Хотел написать Вам несколько строк, и написал целых полтора листа. Чувствую необходимость беспрестанно говорить с Вами. Не обещаю писать в понедельник (завтра суббота), но и не ручаюсь, что не буду писать и что в будущую пятницу (23) Вы не получите от меня и еще письма, как получили его в воскресенье, в понедельник, во вторник и в середу.

Не хочется расстаться с Вами, мой добрый друг, моя милая Marie, – всё бы говорил и говорил.

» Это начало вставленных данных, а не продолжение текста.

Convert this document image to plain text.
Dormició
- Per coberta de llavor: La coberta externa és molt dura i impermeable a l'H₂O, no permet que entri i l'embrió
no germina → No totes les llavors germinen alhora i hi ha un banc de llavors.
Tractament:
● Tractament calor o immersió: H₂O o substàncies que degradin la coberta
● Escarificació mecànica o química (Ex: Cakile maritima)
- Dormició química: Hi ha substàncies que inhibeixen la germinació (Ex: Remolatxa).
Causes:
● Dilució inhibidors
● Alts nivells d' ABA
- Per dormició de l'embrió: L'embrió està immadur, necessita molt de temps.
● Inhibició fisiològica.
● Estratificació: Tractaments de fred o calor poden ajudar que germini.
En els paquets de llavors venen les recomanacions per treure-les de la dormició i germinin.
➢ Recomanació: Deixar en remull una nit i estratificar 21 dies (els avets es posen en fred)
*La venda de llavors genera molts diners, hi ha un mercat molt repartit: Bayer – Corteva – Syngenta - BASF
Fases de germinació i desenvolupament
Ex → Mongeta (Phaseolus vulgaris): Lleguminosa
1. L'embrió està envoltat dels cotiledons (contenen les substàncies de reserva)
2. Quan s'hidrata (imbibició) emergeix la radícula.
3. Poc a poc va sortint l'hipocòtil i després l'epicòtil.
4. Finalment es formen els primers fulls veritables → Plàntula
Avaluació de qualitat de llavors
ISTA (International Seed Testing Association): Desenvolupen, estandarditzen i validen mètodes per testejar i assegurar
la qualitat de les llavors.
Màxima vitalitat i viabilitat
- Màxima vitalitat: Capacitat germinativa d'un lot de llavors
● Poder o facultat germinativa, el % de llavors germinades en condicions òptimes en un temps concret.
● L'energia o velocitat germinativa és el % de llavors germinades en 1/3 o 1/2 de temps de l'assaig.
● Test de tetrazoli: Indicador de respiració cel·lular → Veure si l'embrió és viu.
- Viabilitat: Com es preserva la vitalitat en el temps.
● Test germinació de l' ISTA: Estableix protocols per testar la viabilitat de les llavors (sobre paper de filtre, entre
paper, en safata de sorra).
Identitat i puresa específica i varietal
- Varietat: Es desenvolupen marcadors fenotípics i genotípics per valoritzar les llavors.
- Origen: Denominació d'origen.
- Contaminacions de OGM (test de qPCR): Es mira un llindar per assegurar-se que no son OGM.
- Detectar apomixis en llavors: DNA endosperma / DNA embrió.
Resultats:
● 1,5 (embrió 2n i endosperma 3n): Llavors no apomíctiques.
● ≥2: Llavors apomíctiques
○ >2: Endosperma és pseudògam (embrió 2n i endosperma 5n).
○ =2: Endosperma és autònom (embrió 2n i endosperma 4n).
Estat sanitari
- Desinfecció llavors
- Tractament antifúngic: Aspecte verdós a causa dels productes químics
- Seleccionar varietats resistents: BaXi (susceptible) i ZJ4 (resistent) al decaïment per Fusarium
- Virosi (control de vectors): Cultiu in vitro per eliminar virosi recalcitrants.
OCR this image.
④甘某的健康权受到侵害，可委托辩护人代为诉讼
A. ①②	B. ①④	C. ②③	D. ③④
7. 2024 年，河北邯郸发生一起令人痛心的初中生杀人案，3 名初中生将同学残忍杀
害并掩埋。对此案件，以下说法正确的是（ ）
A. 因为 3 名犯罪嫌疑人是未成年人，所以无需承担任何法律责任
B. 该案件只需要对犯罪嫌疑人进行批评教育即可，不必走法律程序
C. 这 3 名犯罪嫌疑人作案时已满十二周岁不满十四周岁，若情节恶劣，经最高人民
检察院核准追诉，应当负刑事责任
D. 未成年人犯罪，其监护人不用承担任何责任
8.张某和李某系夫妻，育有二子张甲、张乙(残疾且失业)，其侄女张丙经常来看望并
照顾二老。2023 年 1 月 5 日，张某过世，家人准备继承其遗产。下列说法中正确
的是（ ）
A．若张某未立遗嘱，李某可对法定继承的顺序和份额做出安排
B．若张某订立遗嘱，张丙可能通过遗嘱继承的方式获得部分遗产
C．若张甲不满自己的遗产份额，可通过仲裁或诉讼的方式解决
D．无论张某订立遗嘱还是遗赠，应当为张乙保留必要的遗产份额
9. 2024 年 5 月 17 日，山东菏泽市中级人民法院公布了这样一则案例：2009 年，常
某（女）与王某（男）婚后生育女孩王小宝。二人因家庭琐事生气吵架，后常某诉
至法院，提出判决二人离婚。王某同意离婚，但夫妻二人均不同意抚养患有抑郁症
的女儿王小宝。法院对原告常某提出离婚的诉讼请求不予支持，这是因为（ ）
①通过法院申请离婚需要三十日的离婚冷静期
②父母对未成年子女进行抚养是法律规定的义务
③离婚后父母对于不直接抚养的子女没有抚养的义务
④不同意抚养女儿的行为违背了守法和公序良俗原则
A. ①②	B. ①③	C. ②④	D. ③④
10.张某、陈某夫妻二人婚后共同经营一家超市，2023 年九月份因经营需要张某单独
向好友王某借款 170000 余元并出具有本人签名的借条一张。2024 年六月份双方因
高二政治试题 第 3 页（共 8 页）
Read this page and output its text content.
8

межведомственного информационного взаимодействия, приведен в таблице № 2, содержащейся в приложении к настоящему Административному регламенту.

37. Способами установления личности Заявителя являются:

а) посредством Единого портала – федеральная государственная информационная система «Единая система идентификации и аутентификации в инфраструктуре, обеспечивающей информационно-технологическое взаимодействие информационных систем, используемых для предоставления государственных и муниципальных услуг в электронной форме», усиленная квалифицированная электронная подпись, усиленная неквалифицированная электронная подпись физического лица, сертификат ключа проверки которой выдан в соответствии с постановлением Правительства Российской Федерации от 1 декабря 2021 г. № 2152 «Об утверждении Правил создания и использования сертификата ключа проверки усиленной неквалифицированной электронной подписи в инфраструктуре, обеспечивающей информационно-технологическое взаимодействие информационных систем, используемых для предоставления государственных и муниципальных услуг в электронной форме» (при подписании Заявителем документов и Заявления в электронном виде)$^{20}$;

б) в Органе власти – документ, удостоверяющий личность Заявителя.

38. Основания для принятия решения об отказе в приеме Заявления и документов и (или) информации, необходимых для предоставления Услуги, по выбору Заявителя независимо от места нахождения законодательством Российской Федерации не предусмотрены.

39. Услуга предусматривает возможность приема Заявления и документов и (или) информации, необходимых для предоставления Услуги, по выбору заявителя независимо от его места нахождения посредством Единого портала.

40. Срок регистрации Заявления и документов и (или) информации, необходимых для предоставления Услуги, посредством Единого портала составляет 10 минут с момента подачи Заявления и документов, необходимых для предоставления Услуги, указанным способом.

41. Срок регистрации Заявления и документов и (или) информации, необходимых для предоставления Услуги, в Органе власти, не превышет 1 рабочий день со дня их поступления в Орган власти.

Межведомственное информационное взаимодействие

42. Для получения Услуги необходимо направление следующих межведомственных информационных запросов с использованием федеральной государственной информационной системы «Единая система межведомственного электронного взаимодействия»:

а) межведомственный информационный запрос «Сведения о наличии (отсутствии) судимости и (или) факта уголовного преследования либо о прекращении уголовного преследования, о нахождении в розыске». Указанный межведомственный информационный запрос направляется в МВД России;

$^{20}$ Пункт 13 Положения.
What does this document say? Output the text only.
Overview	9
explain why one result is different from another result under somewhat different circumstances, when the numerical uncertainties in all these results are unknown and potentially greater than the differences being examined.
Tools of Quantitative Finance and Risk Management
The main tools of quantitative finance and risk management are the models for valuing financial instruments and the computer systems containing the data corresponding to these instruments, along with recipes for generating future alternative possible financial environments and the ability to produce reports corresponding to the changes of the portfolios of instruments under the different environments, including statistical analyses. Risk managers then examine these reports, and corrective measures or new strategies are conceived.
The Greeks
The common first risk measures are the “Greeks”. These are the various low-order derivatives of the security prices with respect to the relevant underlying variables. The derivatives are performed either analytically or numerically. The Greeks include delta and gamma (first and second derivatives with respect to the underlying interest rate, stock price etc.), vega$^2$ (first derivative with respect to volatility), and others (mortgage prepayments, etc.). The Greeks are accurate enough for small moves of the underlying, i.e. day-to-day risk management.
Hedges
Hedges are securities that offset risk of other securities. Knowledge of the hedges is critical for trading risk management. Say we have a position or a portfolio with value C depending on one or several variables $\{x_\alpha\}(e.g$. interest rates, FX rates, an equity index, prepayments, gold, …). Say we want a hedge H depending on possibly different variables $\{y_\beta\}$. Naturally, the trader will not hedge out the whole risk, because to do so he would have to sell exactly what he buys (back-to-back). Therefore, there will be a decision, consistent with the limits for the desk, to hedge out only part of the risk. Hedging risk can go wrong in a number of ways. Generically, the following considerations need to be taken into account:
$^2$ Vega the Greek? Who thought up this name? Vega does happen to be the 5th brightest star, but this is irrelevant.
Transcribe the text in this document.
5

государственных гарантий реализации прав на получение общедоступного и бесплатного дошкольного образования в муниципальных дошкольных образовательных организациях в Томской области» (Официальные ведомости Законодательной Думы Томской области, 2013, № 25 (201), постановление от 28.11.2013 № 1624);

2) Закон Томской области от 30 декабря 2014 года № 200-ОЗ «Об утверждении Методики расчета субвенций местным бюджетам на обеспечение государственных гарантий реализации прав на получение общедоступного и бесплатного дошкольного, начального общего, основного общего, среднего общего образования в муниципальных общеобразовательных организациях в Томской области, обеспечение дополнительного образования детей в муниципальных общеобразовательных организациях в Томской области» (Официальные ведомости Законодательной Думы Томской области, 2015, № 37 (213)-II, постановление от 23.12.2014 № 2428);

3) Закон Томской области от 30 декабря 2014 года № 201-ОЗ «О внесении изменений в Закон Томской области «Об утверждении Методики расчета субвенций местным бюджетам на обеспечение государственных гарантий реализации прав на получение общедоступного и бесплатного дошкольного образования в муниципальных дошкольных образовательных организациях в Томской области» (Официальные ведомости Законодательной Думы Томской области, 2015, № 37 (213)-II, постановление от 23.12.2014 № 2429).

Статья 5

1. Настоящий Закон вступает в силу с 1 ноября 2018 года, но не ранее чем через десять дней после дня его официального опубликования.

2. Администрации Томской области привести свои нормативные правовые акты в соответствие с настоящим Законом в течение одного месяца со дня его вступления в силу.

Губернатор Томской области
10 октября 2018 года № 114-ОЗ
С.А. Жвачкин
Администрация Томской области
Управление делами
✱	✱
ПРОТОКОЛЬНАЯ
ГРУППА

Подумайте обо всем, написанном мною, и посоветуйтесь с своим сердцем: на этого родственника у меня большая надежда, – может быть, он спасет меня; за то услышит он биение моего сердца, дружно и в лад отвечающее на его биение!.. Целую Вашу руку.

Ваш В. Белинский.


(NB. Письмо это пойдет 16 октября, в субботу).

242. М. В. Орловой

<18 октября 1843 г. Петербург.>

Октября 18

Мое положение и странно и невыносимо тяжело. У меня нет силы отказаться от надежды, что Вы приедете в Петербург, и я делаю приготовления, и один раз уже окликали нас. И в то же время я так вот и жду от Вас письма, в котором Вы уведомите меня, что свадьба наша отлагается до весны. Не знаю, какое именно действие произведет на меня такое благоразумное, резонабельное решение с Вашей стороны; но знаю, что это действие очень дурное, которое не раз заставит меня от искреннего сердца пожалеть, что я не умер, когда для этого стоило только отложить до завтра послать за доктором… Сверх того, меня беспокоит ужасно еще и эффект моего к Вам письма à la Собакевич (Вы его получили вчера, 17 октября, в воскресенье).{703} Со всех сторон беда, и всё худо, всё, потому что если бы Вы и согласились приехать, опасение и страх Вашей болезни – о боже мой! – как невыгодно родиться на этот свет фатальным!

Сегодня видел я Вас во сне. Будто приехал я к вам в Сокольники поутру, обедать, вместе с Вашими родственниками. После обеда Вы ушли в свою комнату, и мне будто бы, по приличию, должно было сейчас же воротиться домой. И я пошел, неся в руках какую-то толстую книгу, которой мне не удалось Вам передать; отойдя на несколько шагов от Вашего дома, я увидел Вас: Вы гуляете в какой-то ruelle[136] между забором соседнего дома и своим флигелем, где торчали какие-то деревца. И я глядел на Вас издали с тоскою, и меня мучила мысль, что я не мог условиться с Вами о том, когда мне опять к Вам приехать. Всё это мне грезилось так живо, словно наяву, и теперь я полон мыслию о Сокольниках и живо вспоминаю все подробности моих поездок в Сокольники. Это было счастливое время! может быть, такого уже не будет для меня!

А всё родственники!..

Простите пока. Написал я Вам эти строки так, чтобы что-нибудь написать Вам. Ожидание Ваших писем обнаруживается во мне лихорадкою. Страшно получить, может быть, приговор целой жизни моей.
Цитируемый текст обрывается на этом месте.